Many people fear probate as much or more than death itself.
It reminds me of the quote by Steve Jobs,
No one wants to die. Even people who want to go to heaven don’t want to die to get there. And yet death is the destination we all share. No one has ever escaped it. And that is as it should be, because Death is very likely the single best invention of Life. It is Life’s change agent. It clears out the old to make way for the new.
Probate is the method by which a deceased person’s assets are distributed after paying creditors for the deceased person’s debts.
The US version of probate stems back to the Common Law Courts of England as well as the Ecclesiastical Courts and the Courts of Chancery. For non-lawyers and even for lawyers who don’t remember their law school texts those terms are confusing, but they relate to which courts distributed property. In the feudal times of King Henry VIII, Common Law Courts disposed of real property and Church or Ecclesiastical Courts disposed of personal items. Because it was viewed as a sign, most people had will in the Medieval Ages, at least they did in England. Enough of the history lesson.
US Courts have usually not had to deal with the complexity of which part of the will could dispose of what asset in which court. Where could the creditors go to compel an executor or personal representative to pay a just debt? Those were some of the confusing questions people encountered in feudal probate.
Nevada has four varieties of probate, with also other methods of distribution.
First, if an estate that is subject to probate does not exceed $100,000.00 for a spouse or $25,000.00 for a non-spouse heir, a simple letter conforming to statute will allow a bank to pay the funds to the beneficiary.
Second, if after debts are taken care of, an estate that is subject to probate does not exceed $100,000, the estate can be set aside to the surviving spouse or children through an abbreviated petition and one hearing.
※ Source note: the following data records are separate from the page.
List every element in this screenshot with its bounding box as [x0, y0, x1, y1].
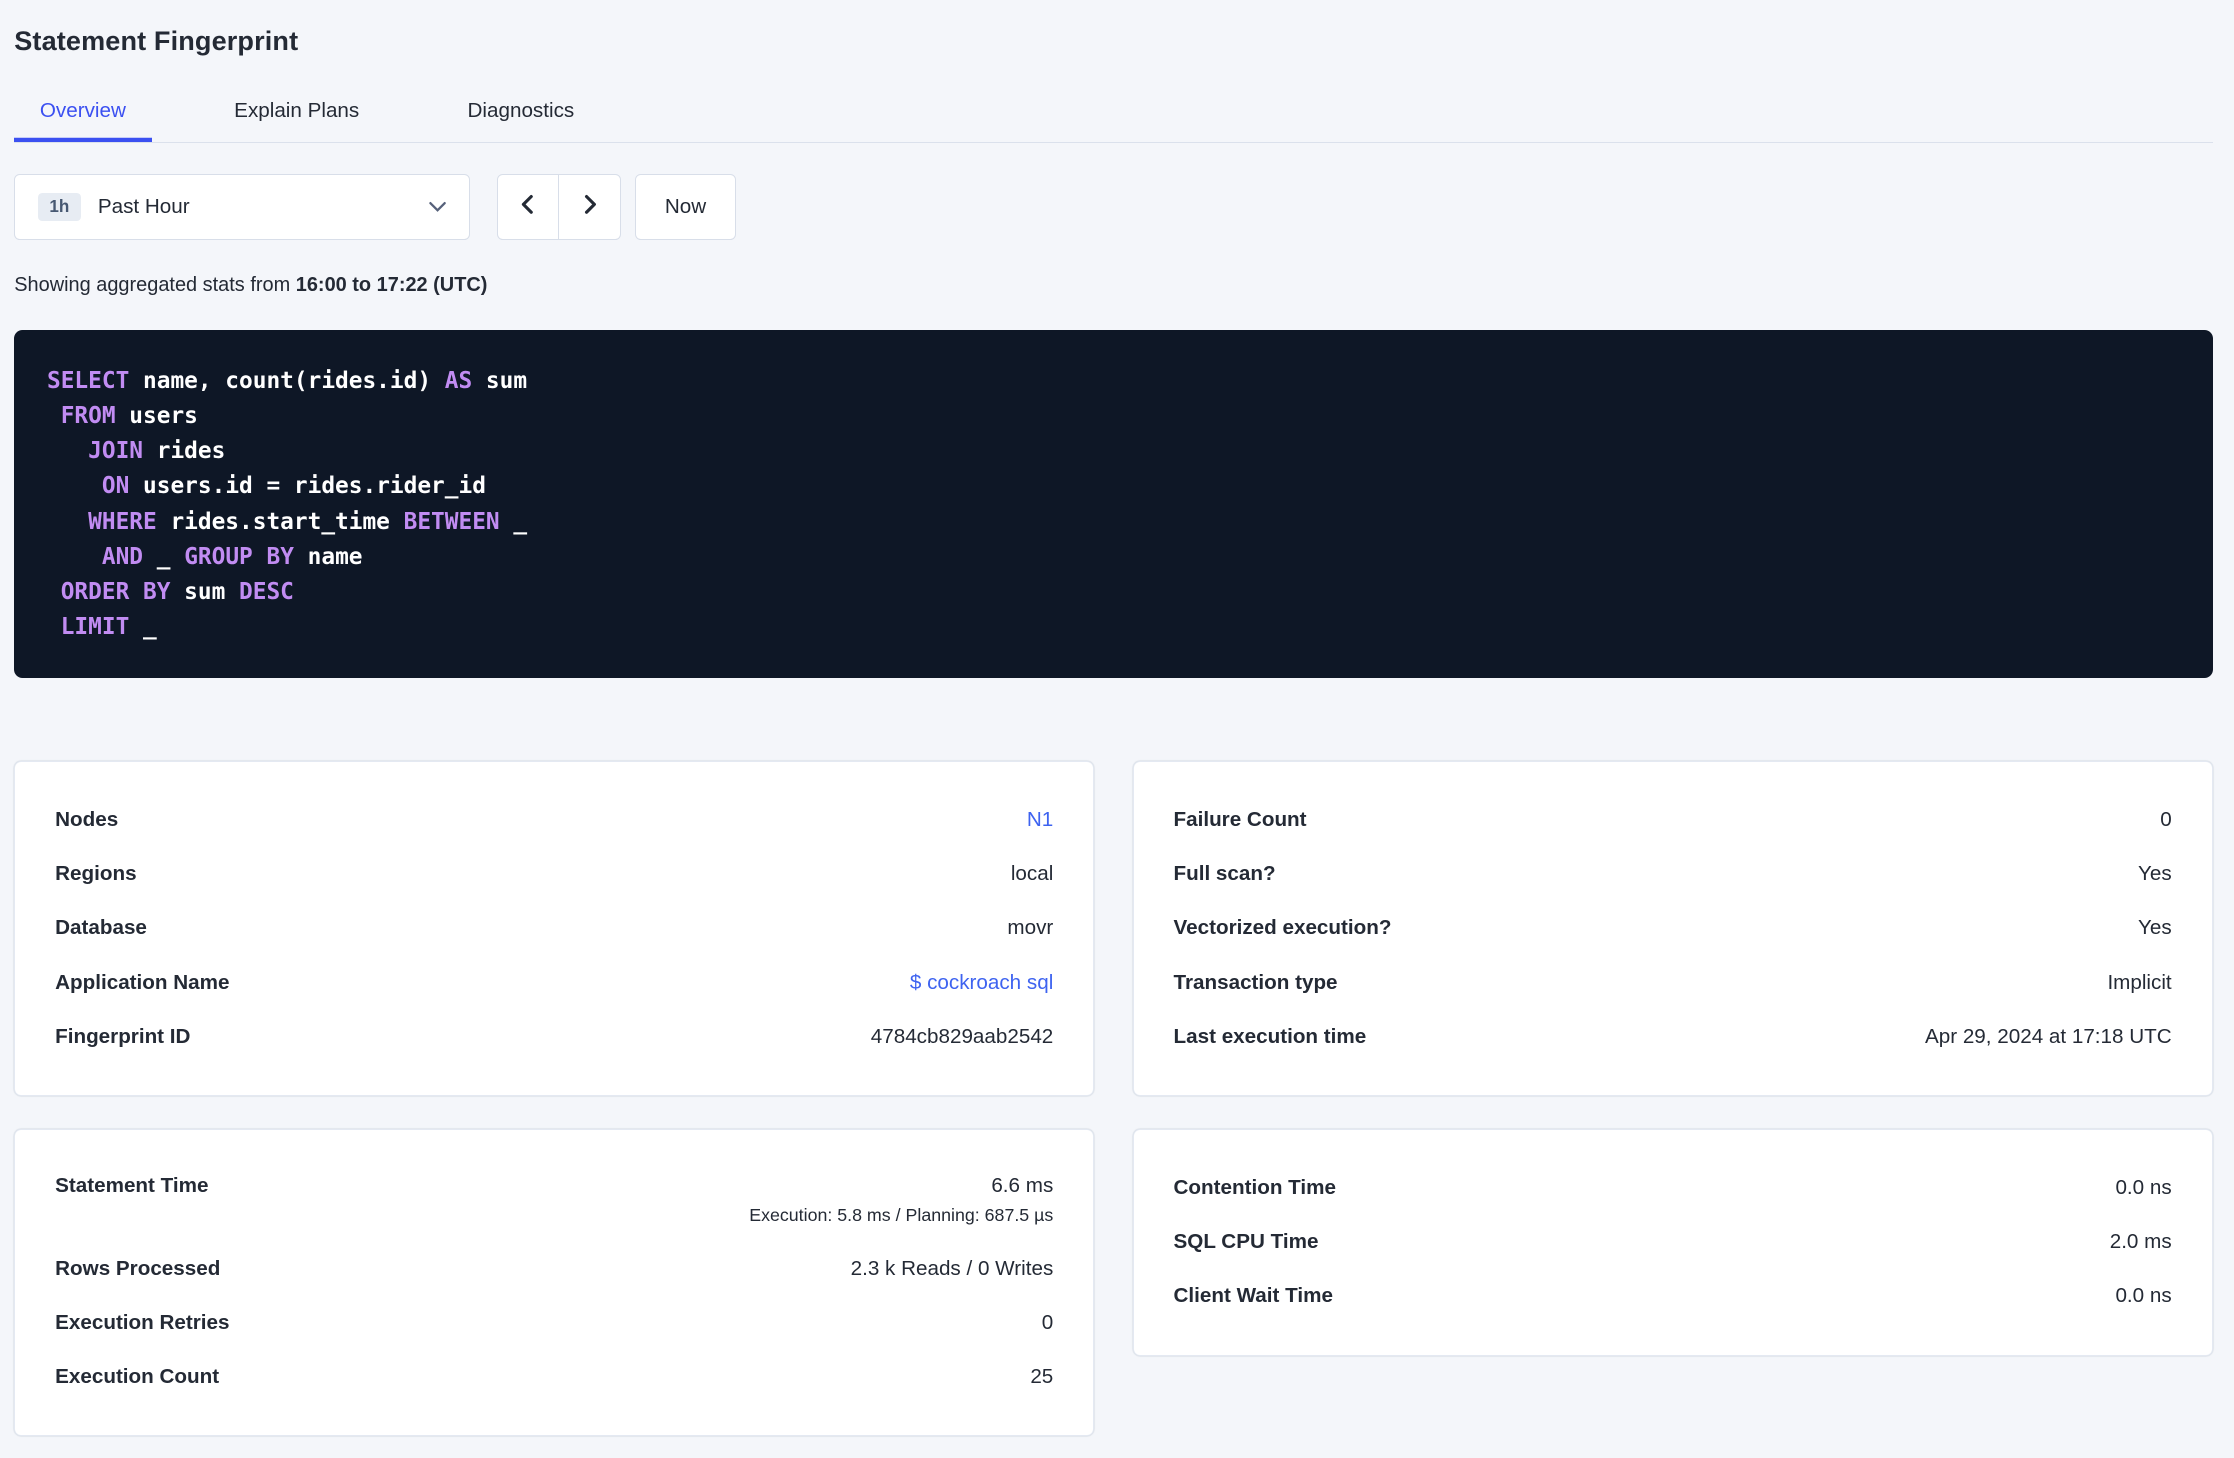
row-label: Fingerprint ID	[55, 1024, 191, 1048]
sql-line: JOIN rides	[88, 438, 226, 465]
row-label: Statement Time	[55, 1173, 209, 1197]
row-execution-retries: Execution Retries 0	[55, 1296, 1053, 1350]
row-fingerprint-id: Fingerprint ID 4784cb829aab2542	[55, 1010, 1053, 1064]
row-value: 0.0 ns	[2115, 1176, 2172, 1200]
aggregated-stats-text: Showing aggregated stats from 16:00 to 1…	[14, 274, 2212, 297]
row-statement-time: Statement Time 6.6 ms Execution: 5.8 ms …	[55, 1161, 1053, 1242]
row-value: 2.0 ms	[2109, 1230, 2172, 1254]
row-rows-processed: Rows Processed 2.3 k Reads / 0 Writes	[55, 1242, 1053, 1296]
row-label: Rows Processed	[55, 1256, 221, 1280]
sql-code: SELECT name, count(rides.id) AS sum FROM…	[47, 364, 2180, 646]
stats-range: 16:00 to 17:22 (UTC)	[295, 273, 488, 296]
row-full-scan: Full scan? Yes	[1174, 847, 2172, 901]
row-label: Execution Retries	[55, 1310, 230, 1334]
tab-overview[interactable]: Overview	[14, 85, 151, 142]
row-value: local	[1010, 862, 1054, 886]
sql-line: ON users.id = rides.rider_id	[101, 473, 486, 500]
sql-line: WHERE rides.start_time BETWEEN _	[88, 508, 528, 535]
statement-time-value: 6.6 ms	[991, 1173, 1054, 1197]
statement-timing-card: Statement Time 6.6 ms Execution: 5.8 ms …	[14, 1128, 1095, 1437]
row-label: Transaction type	[1173, 970, 1338, 994]
range-step-group	[497, 174, 622, 240]
row-label: Database	[55, 916, 147, 940]
time-range-label: Past Hour	[97, 194, 190, 218]
sql-line: AND _ GROUP BY name	[101, 543, 363, 570]
sql-line: ORDER BY sum DESC	[60, 579, 294, 605]
time-range-badge: 1h	[38, 192, 81, 222]
tab-diagnostics[interactable]: Diagnostics	[442, 85, 600, 142]
row-value: 4784cb829aab2542	[870, 1024, 1054, 1048]
row-label: Failure Count	[1173, 808, 1307, 832]
row-failure-count: Failure Count 0	[1174, 793, 2172, 847]
row-nodes: Nodes N1	[55, 793, 1053, 847]
sql-statement-box: SELECT name, count(rides.id) AS sum FROM…	[14, 329, 2213, 679]
row-value: 0.0 ns	[2115, 1284, 2172, 1308]
row-sql-cpu-time: SQL CPU Time 2.0 ms	[1174, 1215, 2172, 1269]
row-label: Nodes	[55, 808, 119, 832]
chevron-down-icon	[429, 201, 447, 213]
nodes-link[interactable]: N1	[1027, 808, 1053, 832]
sql-line: LIMIT _	[60, 614, 157, 641]
row-contention-time: Contention Time 0.0 ns	[1174, 1161, 2172, 1215]
row-value: Yes	[2138, 916, 2172, 940]
next-range-button[interactable]	[558, 174, 622, 240]
row-value: 2.3 k Reads / 0 Writes	[850, 1256, 1054, 1280]
row-value: Implicit	[2107, 970, 2172, 994]
row-label: SQL CPU Time	[1173, 1230, 1319, 1254]
row-label: Application Name	[55, 970, 230, 994]
tab-bar: Overview Explain Plans Diagnostics	[14, 85, 2213, 143]
row-execution-count: Execution Count 25	[55, 1350, 1053, 1404]
row-label: Last execution time	[1173, 1024, 1367, 1048]
wait-time-card: Contention Time 0.0 ns SQL CPU Time 2.0 …	[1132, 1128, 2213, 1356]
row-label: Contention Time	[1173, 1176, 1336, 1200]
row-value: 0	[1041, 1310, 1054, 1334]
row-label: Regions	[55, 862, 137, 886]
statement-fingerprint-page: Statement Fingerprint Overview Explain P…	[0, 0, 2234, 1458]
chevron-left-icon	[517, 193, 540, 222]
overview-card: Nodes N1 Regions local Database movr App…	[14, 760, 1095, 1097]
now-button[interactable]: Now	[635, 174, 736, 240]
row-label: Client Wait Time	[1173, 1284, 1333, 1308]
row-regions: Regions local	[55, 847, 1053, 901]
stats-prefix: Showing aggregated stats from	[14, 273, 296, 296]
row-value: Apr 29, 2024 at 17:18 UTC	[1924, 1024, 2172, 1048]
row-value: 6.6 ms Execution: 5.8 ms / Planning: 687…	[749, 1174, 1053, 1226]
time-range-dropdown[interactable]: 1h Past Hour	[14, 174, 471, 240]
row-label: Vectorized execution?	[1173, 916, 1392, 940]
tab-explain-plans[interactable]: Explain Plans	[209, 85, 385, 142]
row-value: 25	[1030, 1365, 1054, 1389]
row-value: 0	[2160, 808, 2172, 832]
statement-time-detail: Execution: 5.8 ms / Planning: 687.5 µs	[749, 1205, 1054, 1226]
row-vectorized-execution: Vectorized execution? Yes	[1174, 901, 2172, 955]
page-title: Statement Fingerprint	[14, 25, 299, 56]
summary-cards: Nodes N1 Regions local Database movr App…	[14, 760, 2213, 1458]
row-value: Yes	[2138, 862, 2172, 886]
row-value: movr	[1007, 916, 1054, 940]
row-application-name: Application Name $ cockroach sql	[55, 955, 1053, 1009]
prev-range-button[interactable]	[497, 174, 560, 240]
row-client-wait-time: Client Wait Time 0.0 ns	[1174, 1269, 2172, 1323]
row-database: Database movr	[55, 901, 1053, 955]
time-controls: 1h Past Hour Now	[14, 174, 2212, 240]
row-label: Execution Count	[55, 1365, 220, 1389]
row-label: Full scan?	[1173, 862, 1276, 886]
sql-line: FROM users	[60, 403, 198, 430]
execution-attributes-card: Failure Count 0 Full scan? Yes Vectorize…	[1132, 760, 2213, 1097]
chevron-right-icon	[578, 193, 601, 222]
application-name-link[interactable]: $ cockroach sql	[910, 971, 1053, 995]
row-last-execution-time: Last execution time Apr 29, 2024 at 17:1…	[1174, 1010, 2172, 1064]
sql-line: SELECT name, count(rides.id) AS sum	[47, 367, 528, 394]
row-transaction-type: Transaction type Implicit	[1174, 955, 2172, 1009]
Third, for estates subject to probate exceeding $100,000 but not exceeding $300,000.00, a summary method may be used, which lasts not less than five months, assuming there are no disputes or contests.
Fourth, for estates exceeding $300,000.00, there is a full administration, lasting between six to eight months.
As mentioned above, probate can be timely. Probate can also become very expensive. Typical costs of probate ranges from three to five percent (3% to 5%) of Gross Asset Value. Sometimes depending on circumstances, the costs can be less, and other times, if disputes are involved, the costs can be considerably more.
The probate process can significantly reduce the value of an estate, if disputes are involved. For instance: for an estate worth about $132,000 that was contested by a disgruntled heir (who actually had her own benefit reduced) the probate cost about $32,000; and a very large estate, where the mismanagement of affairs and attorneys’ fees whittled an estate worth $52 Million Dollars down to $1 Million Dollars.
Many people believe probate doesn’t affect them, because either they are going to die soon, or they don’t have much money. Years before the economic collapse of 2007-08, an old estate lawyer’s study revealed the average estate to be worth $325,000. So most people die with an estate, which would be subject to probate. Today, it may be different, but for those more likely to die, meaning those over the age of 65, the average American in this age bracket has at least $232,000 in assets. In other words, many people have estates subject to full probate.
Alternatives exist to probate. And surprisingly, there are times when probate may be advisable. For example, if somebody ill-advisedly, purchased real estate with a spouse under the title of joint tenancy with right of survivorship, that title can deny the surviving spouse the full step up in tax basis if there has been substantial appreciation.
Most people who have researched probate avoidance are familiar with revocable inter vivos or “living” trusts. These are instruments which if properly constructed and funded will avoid probate for a fraction of the probate costs. Other planning strategies can be employed to maximize gifting, while avoiding probate.